I accidentally used beef broth instead of chicken in a chicken soup... is it going to taste really weird?

Freaking out a little!


----------



## Aunt Bea

I don't think it will make much difference!


----------



## maraki1818

Thank you!

I really hope not! 





Aunt Bea said:


> I don't think it will make much difference!


----------



## maraki1818

Love the picture by the way haha 

Thanks for lightening the mood lol I was stressing.



maraki1818 said:


> Thank you!
> 
> I really hope not!


----------



## menumaker

It will be fine. A slightly stronger flavor perhaps but I'm sure it will still be delicious. You could always quickly cook a few diced vegetables of your choice ( or what you have hanging around,) and a bit of fried onion and HEY PRESTO! wholesome vegetable soup. No apologies or excuses needed.


----------



## menumaker

I mean wholesome  chicken and vegetable soup naturally !


----------



## Mad Cook

maraki1818 said:


> Hi!
> 
> I accidentally used beef broth instead of chicken in a chicken soup... is it going to taste really weird?
> 
> Freaking out a little!


Not nearly as weird as when I did the same thing with fish stock in chicken soup!. After that I learned to label things I put in the freezer!

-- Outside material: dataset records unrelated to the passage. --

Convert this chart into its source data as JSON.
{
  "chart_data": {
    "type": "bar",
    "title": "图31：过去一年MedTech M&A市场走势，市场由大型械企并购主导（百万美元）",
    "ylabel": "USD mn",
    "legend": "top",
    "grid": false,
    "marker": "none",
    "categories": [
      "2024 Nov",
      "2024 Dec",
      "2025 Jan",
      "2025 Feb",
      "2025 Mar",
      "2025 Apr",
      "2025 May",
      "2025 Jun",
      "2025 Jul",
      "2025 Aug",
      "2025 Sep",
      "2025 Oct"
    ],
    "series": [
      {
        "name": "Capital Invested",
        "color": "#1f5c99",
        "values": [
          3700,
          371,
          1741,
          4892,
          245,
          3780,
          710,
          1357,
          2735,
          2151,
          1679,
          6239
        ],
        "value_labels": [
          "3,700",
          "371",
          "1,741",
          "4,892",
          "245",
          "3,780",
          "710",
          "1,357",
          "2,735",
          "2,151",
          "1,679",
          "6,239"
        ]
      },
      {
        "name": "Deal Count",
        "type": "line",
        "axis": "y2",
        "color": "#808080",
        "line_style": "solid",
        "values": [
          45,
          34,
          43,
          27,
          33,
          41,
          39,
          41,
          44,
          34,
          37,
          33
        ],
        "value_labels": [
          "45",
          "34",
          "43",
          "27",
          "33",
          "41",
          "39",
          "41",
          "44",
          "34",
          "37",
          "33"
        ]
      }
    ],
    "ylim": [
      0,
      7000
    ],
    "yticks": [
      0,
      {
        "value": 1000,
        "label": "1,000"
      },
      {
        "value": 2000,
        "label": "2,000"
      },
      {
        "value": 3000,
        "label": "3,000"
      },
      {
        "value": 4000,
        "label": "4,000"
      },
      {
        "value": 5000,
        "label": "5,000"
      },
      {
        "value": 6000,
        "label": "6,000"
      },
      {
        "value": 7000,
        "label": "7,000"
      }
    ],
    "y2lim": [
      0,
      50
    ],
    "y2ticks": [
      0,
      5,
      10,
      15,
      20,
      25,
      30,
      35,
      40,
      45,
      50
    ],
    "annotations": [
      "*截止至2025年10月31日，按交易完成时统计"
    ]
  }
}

Seriously, I wouldn't worry. The other ingredients will compensate for the beef stock and mellow the flavour. Just serve it up and say nothing and they won't know.


----------



## maraki1818

It tasted great! Yay!

Thanks for the encouragement and suggestions everyone!


----------



## Dawgluver

So glad it worked out for you!


----------



## CarolPa

I think a lot of new recipes came about by people using the wrong ingredient and having it turn out great!


----------



## Andy M.

maraki1818 said:


> Hi!
> 
> I accidentally used beef broth instead of chicken in a chicken soup... is it going to taste really weird?
> 
> Freaking out a little!



Not weird at all unless you continue to call it chicken soup.  Maybe you should call it beef and chicken soup and have an answer ready when someone asks, "Where's the beef?"


----------



## Addie

If you combine equal amounts of beef and chicken broth, you will have a mock veal broth. It is a little stronger then chicken, but not as overtaking as beef. I have done this many times. 

Veal bones are very hard to find. So this is a second choice. And should you in error use the wrong broth, as our first poster did, you can correct it very easily to a pleasant tasting broth.


----------